Lo que demuestra Ritchie de manera convincente es que las propuestas de un aminoramiento de la población mundial o un decrecimento económico del planeta no solo no solucionarían los síntomas del cambio climático, sino que agravarían sus consecuencias, con particular efecto entre las zonas desfavorecidas. A este respecto Ritchie señala dos prácticas supuestamente ecológicas que no lo son tanto: los productos ecológicos, menos productivos y necesitados de mucha mayor extensión para su cultivo; y la vuelta a la vida rural, cuya huella ecológica es mucho mayor que la del más sofisticado urbanita. Es a través de las innovaciones técnicas, la política económica y una legislación acorde con tales objetivos, como Ritchie -investigadora del Programa de Desarrollo Mundial de la Universidad de Oxford-, sugiere rectificar las manifestaciones anómalas y perniciosas que atañen a la ecología mundial. Pero no mediante a una imposible vuelta a la “naturaleza”, de carácter ideal, cuyos logros serían más que dudosos a juicio de la investigadora: “Que miles de millones de personas nos pasáramos a la vida rural sería un desastre para los bosques del planeta”.
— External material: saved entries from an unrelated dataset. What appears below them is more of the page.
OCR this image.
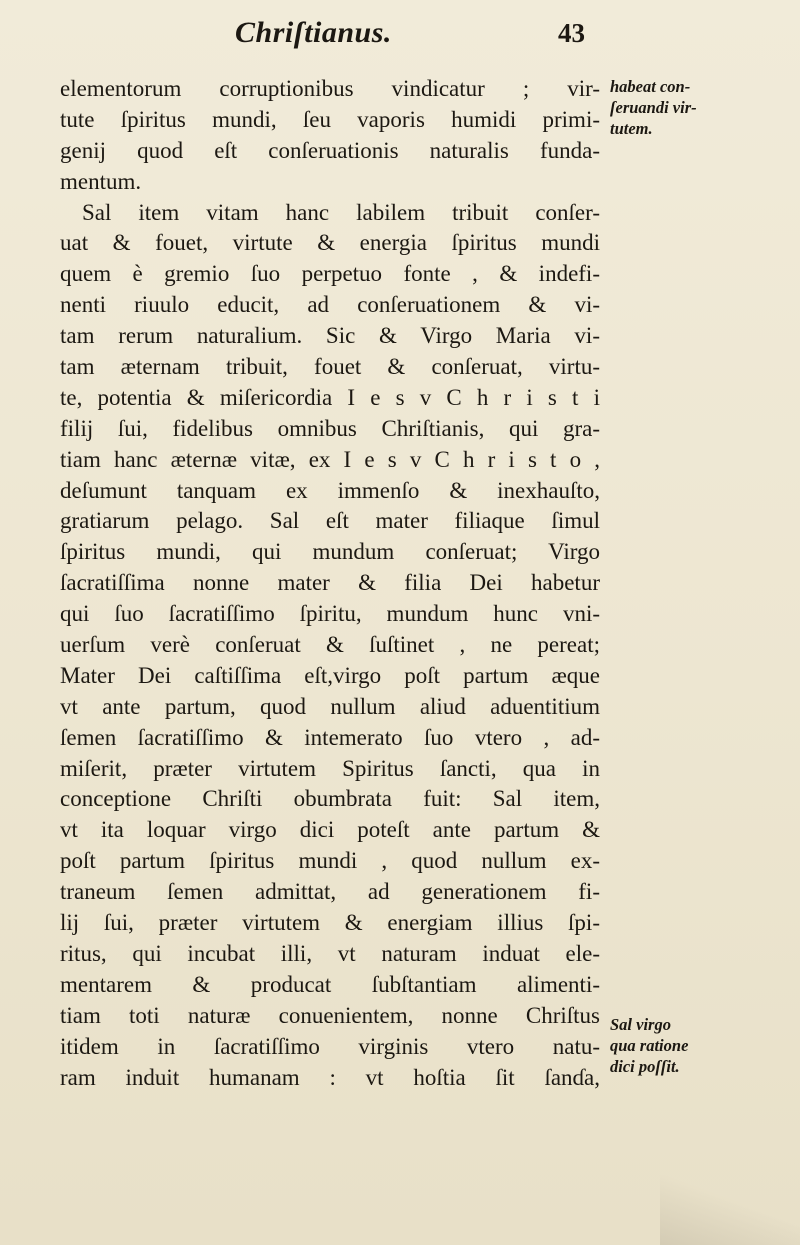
Chriſtianus.	43
elementorum corruptionibus vindicatur ; vir-
tute ſpiritus mundi, ſeu vaporis humidi primi-
genij quod eſt conſeruationis naturalis funda-
mentum.
Sal item vitam hanc labilem tribuit conſer-
uat & fouet, virtute & energia ſpiritus mundi
quem è gremio ſuo perpetuo fonte , & indefi-
nenti riuulo educit, ad conſeruationem & vi-
tam rerum naturalium. Sic & Virgo Maria vi-
tam æternam tribuit, fouet & conſeruat, virtu-
te, potentia & miſericordia I e s v C h r i s t i
filij ſui, fidelibus omnibus Chriſtianis, qui gra-
tiam hanc æternæ vitæ, ex I e s v C h r i s t o ,
deſumunt tanquam ex immenſo & inexhauſto,
gratiarum pelago. Sal eſt mater filiaque ſimul
ſpiritus mundi, qui mundum conſeruat; Virgo
ſacratiſſima nonne mater & filia Dei habetur
qui ſuo ſacratiſſimo ſpiritu, mundum hunc vni-
uerſum verè conſeruat & ſuſtinet , ne pereat;
Mater Dei caſtiſſima eſt,virgo poſt partum æque
vt ante partum, quod nullum aliud aduentitium
ſemen ſacratiſſimo & intemerato ſuo vtero , ad-
miſerit, præter virtutem Spiritus ſancti, qua in
conceptione Chriſti obumbrata fuit: Sal item,
vt ita loquar virgo dici poteſt ante partum &
poſt partum ſpiritus mundi , quod nullum ex-
traneum ſemen admittat, ad generationem fi-
lij ſui, præter virtutem & energiam illius ſpi-
ritus, qui incubat illi, vt naturam induat ele-
mentarem & producat ſubſtantiam alimenti-
tiam toti naturæ conuenientem, nonne Chriſtus
itidem in ſacratiſſimo virginis vtero natu-
ram induit humanam : vt hoſtia ſit ſanɗa,
habeat con-
ſeruandi vir-
tutem.
Sal virgo
qua ratione
dici poſſit.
Es también a refutar la naturaleza adánica de tales ensoñaciones por lo que Ritchie señala que podríamos ser, en unas décadas, la primera generación “sostenible”. Y ello por la sencilla razón de que ninguna de las anteriores, desde el hombre de Orce a nuestros días, lo ha sido. Son de enorme interés, por otra parte, las páginas que Hannah Ritchie dedica a la contaminación, a los plásticos, la biodiversidad, la sobrepesca, a su evolución favorable o a la solución posible de tales cuestiones. Cuestiones, por otro lado, de colosal envergadura, cuya mejora está vinculada estrechamente a la mejora de las demás, alimentándose unas a otras, como ya hemos visto. Podríamos decir que estas páginas están configuradas por un optimismo moderado y alerta, cuyo resultado podría ser una extraordinaria y global mejoría del mundo: la mayor productividad agrícola de África, con los beneficios de todo orden que ello procuraría, la reducción del consumo de vacuno y de los productos lácteos asociados, o la sustitución definitiva de las energías fósiles por otras más seguras y más baratas (las víctimas directas de contaminación por combustibles fósiles oscilan entre 6 y nueve millones anuales; las víctimas, directas e indirectas, de los dos accidentes nucleares más graves de la historia, Chernóbil y Fukushima, no suman más de setecientas), son ejemplos próximos de un futuro, en absoluto aciago, que acaso no veamos.